TULSA, Okla. -- — No matter who they voted for in November, the consensus in Tulsa seems to be many are looking for improvements, with everything from government spending to road conditions.
"I think we kind of live behind in our infrastructure, I think as far as our roads, especially around Tulsa Oklahoma... we're a little bit behind. It seems like we get something finished about the time we need it to be bigger. So I think our infrastructure is behind the times," small business owner Paul Harris said.
From everyone 2 Works for You spoke with, both those who voted for and against the governor-elect said they believe new leadership can make way for positive changes.
"I think I'm a little bit more hopeful because it seems like he's looking at other states and trying to figure out what they do that's right and I'm hoping he can kind of bridge the gap with education specifically," Rebekah Heinz said.

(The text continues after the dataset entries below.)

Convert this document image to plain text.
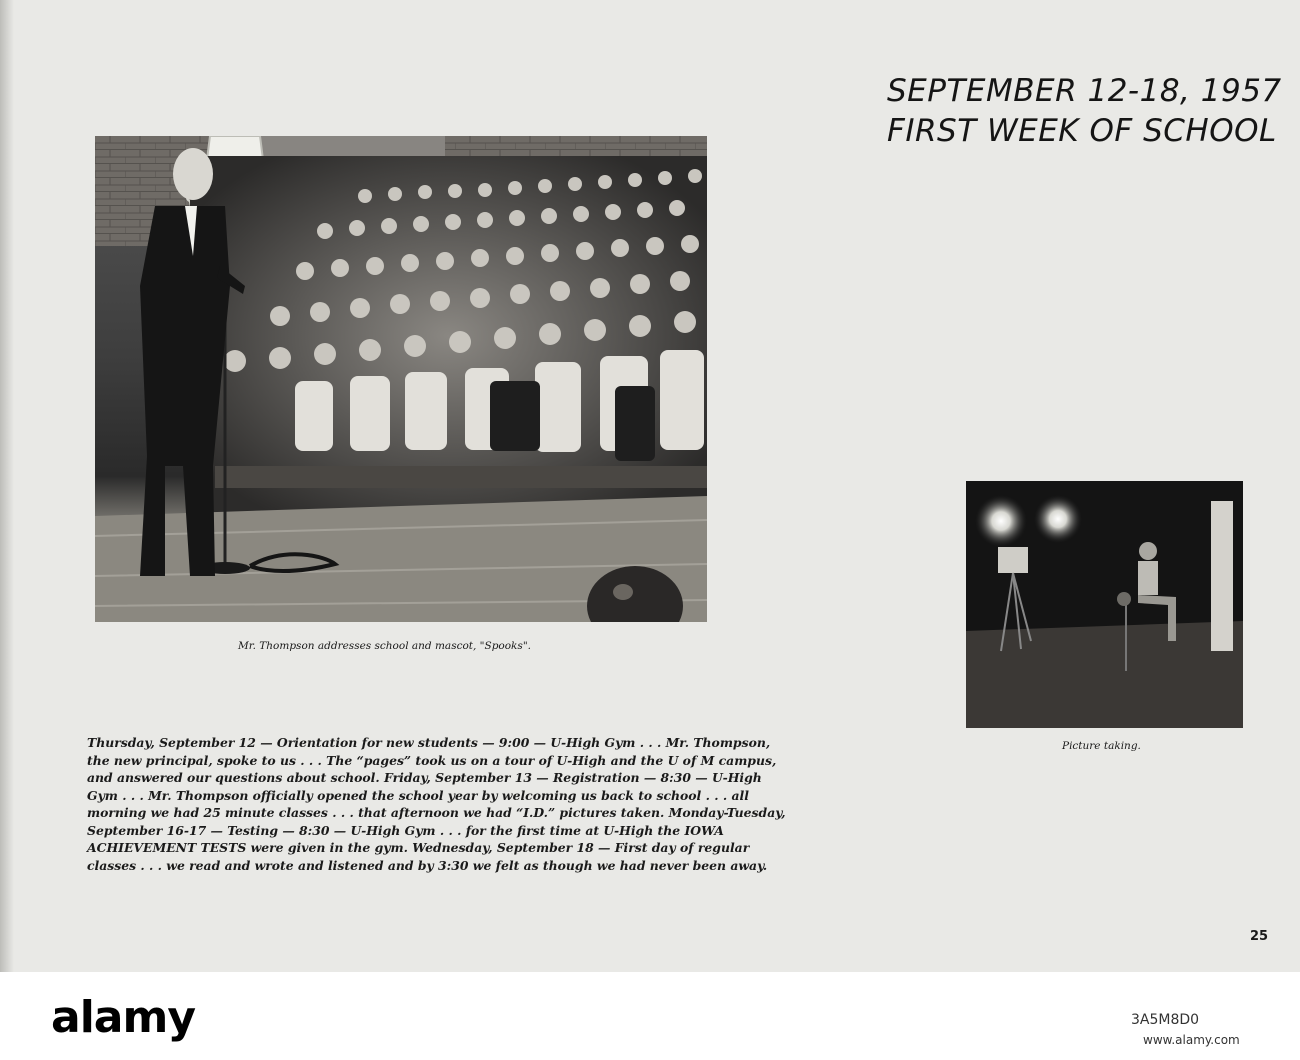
SEPTEMBER 12-18, 1957
FIRST WEEK OF SCHOOL
Mr. Thompson addresses school and mascot, "Spooks".
Picture taking.
Thursday, September 12 — Orientation for new students — 9:00 — U-High Gym . . . Mr. Thompson,
the new principal, spoke to us . . . The “pages” took us on a tour of U-High and the U of M campus,
and answered our questions about school. Friday, September 13 — Registration — 8:30 — U-High
Gym . . . Mr. Thompson officially opened the school year by welcoming us back to school . . . all
morning we had 25 minute classes . . . that afternoon we had “I.D.” pictures taken. Monday-Tuesday,
September 16-17 — Testing — 8:30 — U-High Gym . . . for the first time at U-High the IOWA
ACHIEVEMENT TESTS were given in the gym. Wednesday, September 18 — First day of regular
classes . . . we read and wrote and listened and by 3:30 we felt as though we had never been away.
25
alamy	3A5M8D0
www.alamy.com
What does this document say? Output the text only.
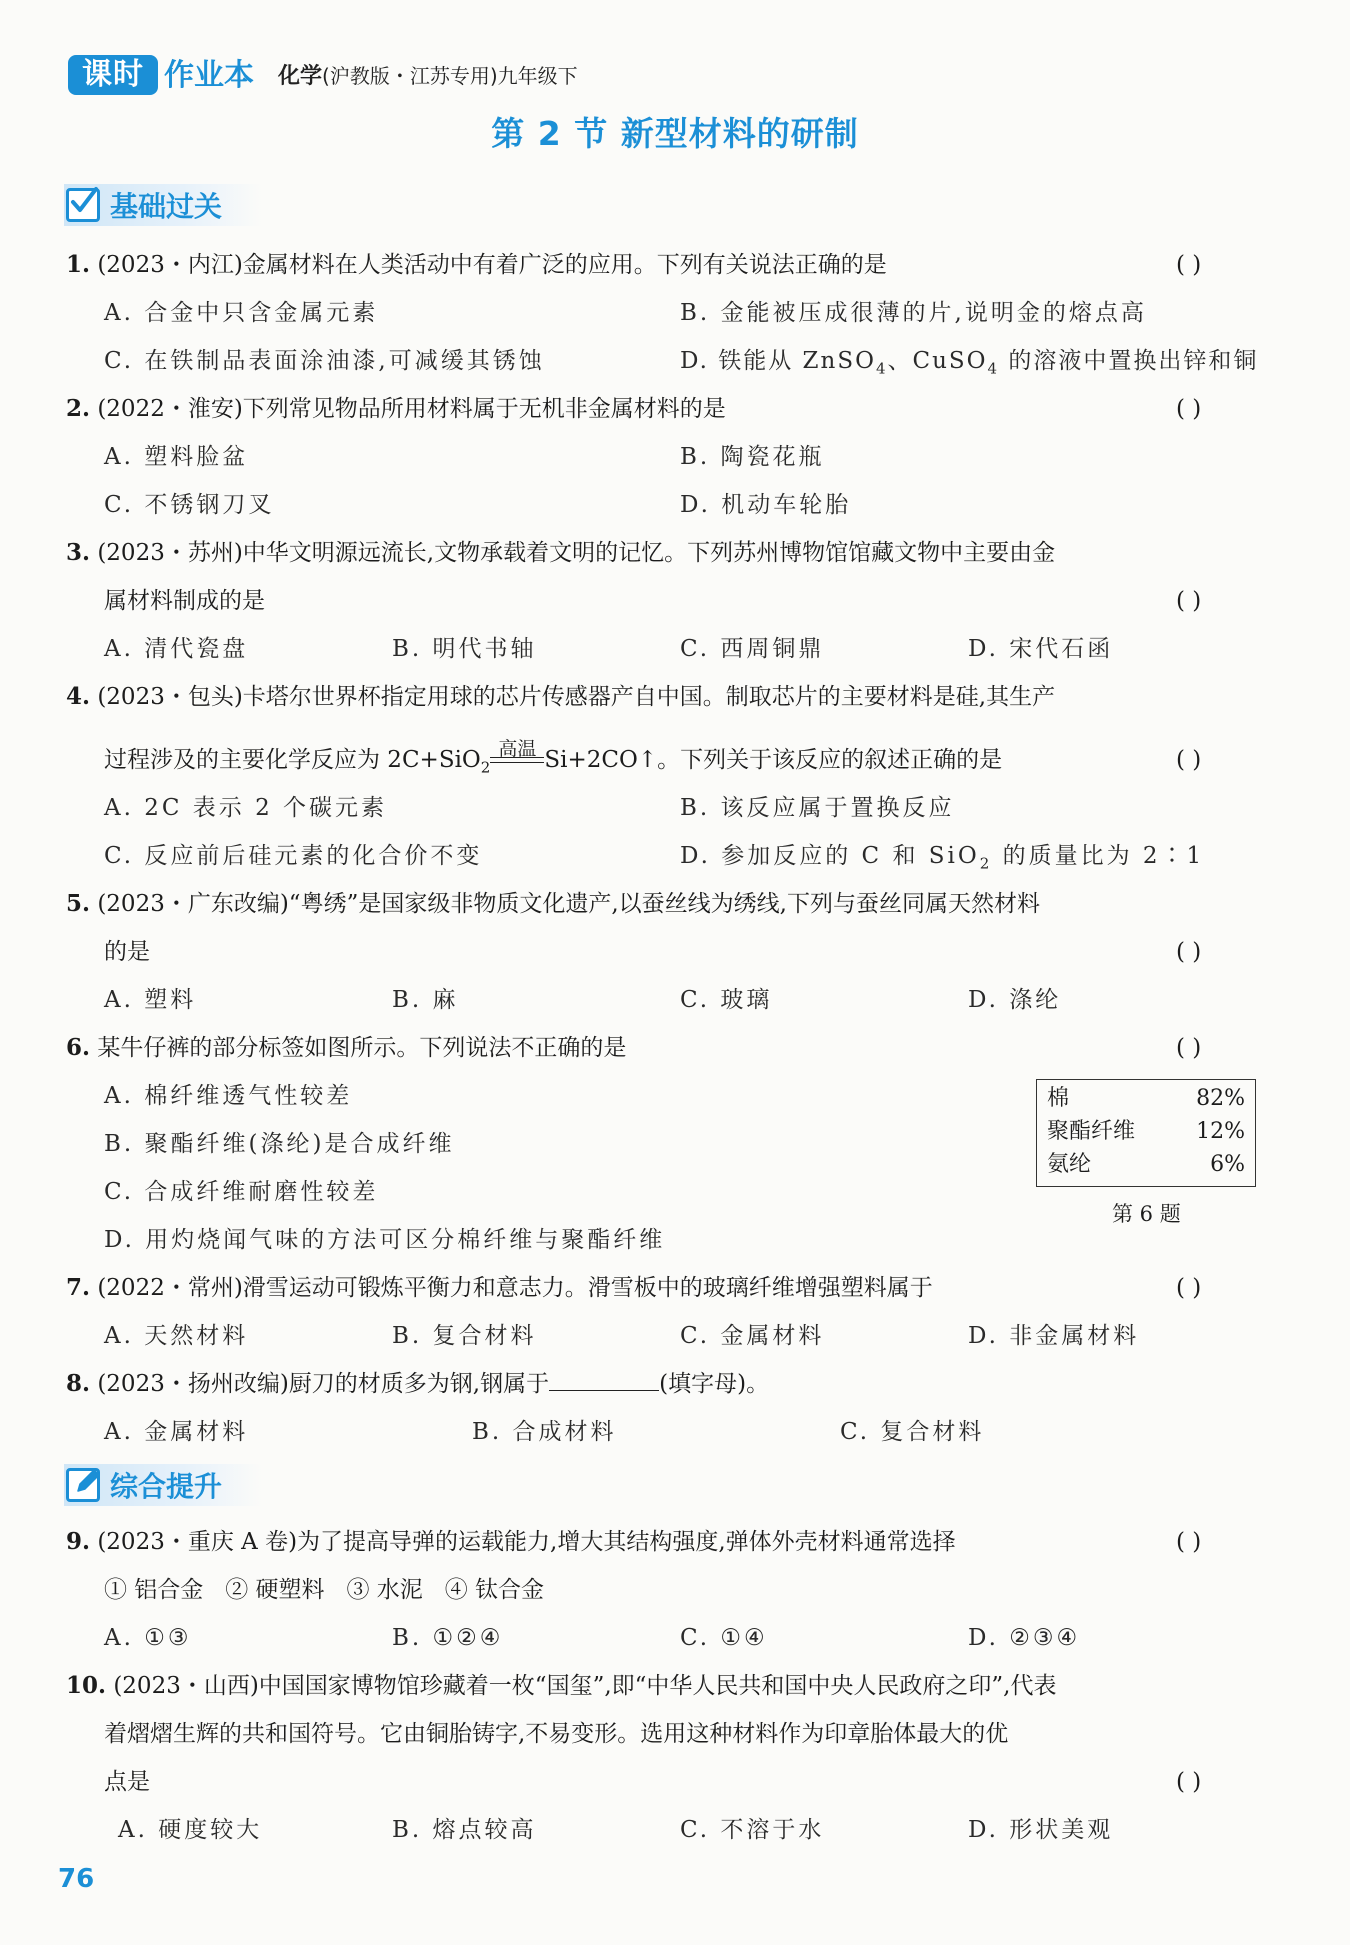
课时 作业本 化学(沪教版・江苏专用)九年级下
第 2 节 新型材料的研制
基础过关
1. (2023・内江)金属材料在人类活动中有着广泛的应用。下列有关说法正确的是	( )
A. 合金中只含金属元素	B. 金能被压成很薄的片,说明金的熔点高
C. 在铁制品表面涂油漆,可减缓其锈蚀	D. 铁能从 ZnSO$_4$、CuSO$_4$ 的溶液中置换出锌和铜
2. (2022・淮安)下列常见物品所用材料属于无机非金属材料的是	( )
A. 塑料脸盆	B. 陶瓷花瓶
C. 不锈钢刀叉	D. 机动车轮胎
3. (2023・苏州)中华文明源远流长,文物承载着文明的记忆。下列苏州博物馆馆藏文物中主要由金
属材料制成的是	( )
A. 清代瓷盘	B. 明代书轴	C. 西周铜鼎	D. 宋代石函
4. (2023・包头)卡塔尔世界杯指定用球的芯片传感器产自中国。制取芯片的主要材料是硅,其生产
过程涉及的主要化学反应为 2C+SiO$_2$
高温 Si+2CO↑。下列关于该反应的叙述正确的是	( )
A. 2C 表示 2 个碳元素	B. 该反应属于置换反应
C. 反应前后硅元素的化合价不变	D. 参加反应的 C 和 SiO$_2$ 的质量比为 2∶1
5. (2023・广东改编)“粤绣”是国家级非物质文化遗产,以蚕丝线为绣线,下列与蚕丝同属天然材料
的是	( )
A. 塑料	B. 麻	C. 玻璃	D. 涤纶
6. 某牛仔裤的部分标签如图所示。下列说法不正确的是	( )
A. 棉纤维透气性较差
B. 聚酯纤维(涤纶)是合成纤维
C. 合成纤维耐磨性较差
D. 用灼烧闻气味的方法可区分棉纤维与聚酯纤维
棉	82%
聚酯纤维	12%
氨纶	6%
第 6 题
7. (2022・常州)滑雪运动可锻炼平衡力和意志力。滑雪板中的玻璃纤维增强塑料属于	( )
A. 天然材料	B. 复合材料	C. 金属材料	D. 非金属材料
8. (2023・扬州改编)厨刀的材质多为钢,钢属于	(填字母)。
A. 金属材料	B. 合成材料	C. 复合材料
综合提升
9. (2023・重庆 A 卷)为了提高导弹的运载能力,增大其结构强度,弹体外壳材料通常选择	( )
① 铝合金   ② 硬塑料   ③ 水泥   ④ 钛合金
A. ①③	B. ①②④	C. ①④	D. ②③④
10. (2023・山西)中国国家博物馆珍藏着一枚“国玺”,即“中华人民共和国中央人民政府之印”,代表
着熠熠生辉的共和国符号。它由铜胎铸字,不易变形。选用这种材料作为印章胎体最大的优
点是	( )
A. 硬度较大	B. 熔点较高	C. 不溶于水	D. 形状美观
76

Coming out of the teacher walkout, this cause hits close to home for the Tulsa parent.
"My youngest, she's five going into kindergarten this coming year so trying to figure out should we go public or private... it's like the main thing on my mind right now," Heinz said.
Some said they're encouraged by the governor-elect's rhetoric to make Oklahoma a top ten state.
"I see Oklahoma as a magnet for a lot of business, for a lot of opportunity. I've been over in New Zealand for the last seven years. I'm excited about being back in our system here," Paul Brillhart said.
There is a rally planned at the capitol Monday morning organized by educators. They said the goal is to remind the governor that he works for the people.